Aslanian: Women must also decide what do to about medication in the post-partum period, particularly if they want to breastfeed. The American Academy of Pediatrics says the effects of antidepressants on nursing babies are unknown, but may be of concern.

But forgoing treatment could mean exposing a baby to depression in his or her first crucial relationship.

Ed Tronick, a developmental psychologist at Harvard University, has spent 30 years filming the moment-by-moment interactions between depressed mothers and their babies.

[Videotape sound]

Ed Tronick: The mother is reaching to take the baby's hand and the baby's pulling her hand away. Now, here's a smile, but when she smiles, the baby's looking away so she goes flat again. It's almost like she gives up on the interaction.

Aslanian: Over time, the missteps add up. Tronick says the baby displays sadness and irritability and starts to take on the mother's depressed affect.
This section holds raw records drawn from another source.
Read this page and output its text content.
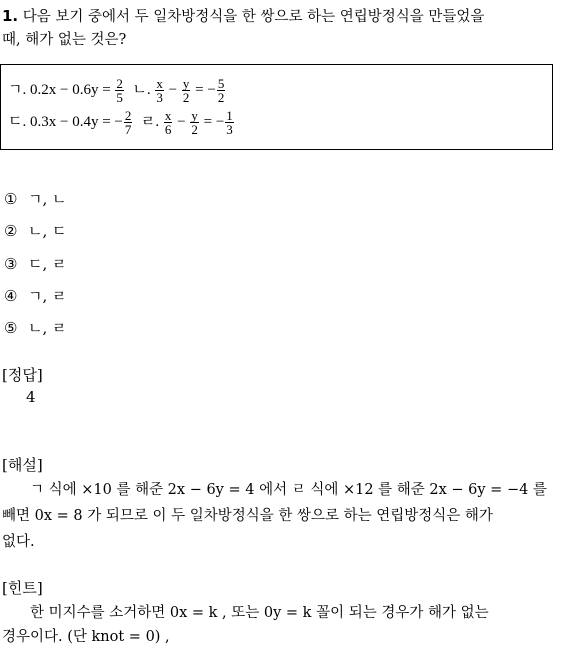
1. 다음 보기 중에서 두 일차방정식을 한 쌍으로 하는 연립방정식을 만들었을
때, 해가 없는 것은?
ㄱ. $0.2x - 0.6y = \frac{2}{5}$ ㄴ. $\frac{x}{3} - \frac{y}{2}$ = − $\frac{5}{2}$
ㄷ. 0.3x − 0.4y = − $\frac{2}{7}$ ㄹ. $\frac{x}{6} - \frac{y}{2}$ = − $\frac{1}{3}$
① ㄱ, ㄴ
② ㄴ, ㄷ
③ ㄷ, ㄹ
④ ㄱ, ㄹ
⑤ ㄴ, ㄹ
[정답]
4
[해설]
ㄱ 식에 ×10 를 해준 2x − 6y = 4 에서 ㄹ 식에 ×12 를 해준 2x − 6y = −4 를
빼면 0x = 8 가 되므로 이 두 일차방정식을 한 쌍으로 하는 연립방정식은 해가
없다.
[힌트]
한 미지수를 소거하면 0x = k , 또는 0y = k 꼴이 되는 경우가 해가 없는
경우이다. (단 knot = 0) ,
Tronick says he's come to see depression as a communicable disease, transferred through a mother's communication to her baby.

[Baby sounds]

Aslanian: Amy Newell, a 29-year-old mother in Brookline, Massachusetts is trying to spare her one-year old son Ari her history of depression. She's concerned about his vulnerability to what she calls "the black hole of depression," so she's vigilant about taking care of her own mental health.

Amy Newell: Every mood that I have, Ari gets to share. I don't think that means that I have to be happy all the time, but it means that I have to model good management of my moods. And I try to plan for what would I do if I had a major depressive episode again. Obviously, my first priority would be to insulate Ari as much as possible from the effects of that.

Aslanian: Since ten-percent of pregnant women suffer from depression, experts in the field of perinatal psychiatry say finding better ways to insulate children from depression, as well as medication, is a top priority.

For NPR News and American Radio Works, I'm Sasha Aslanian.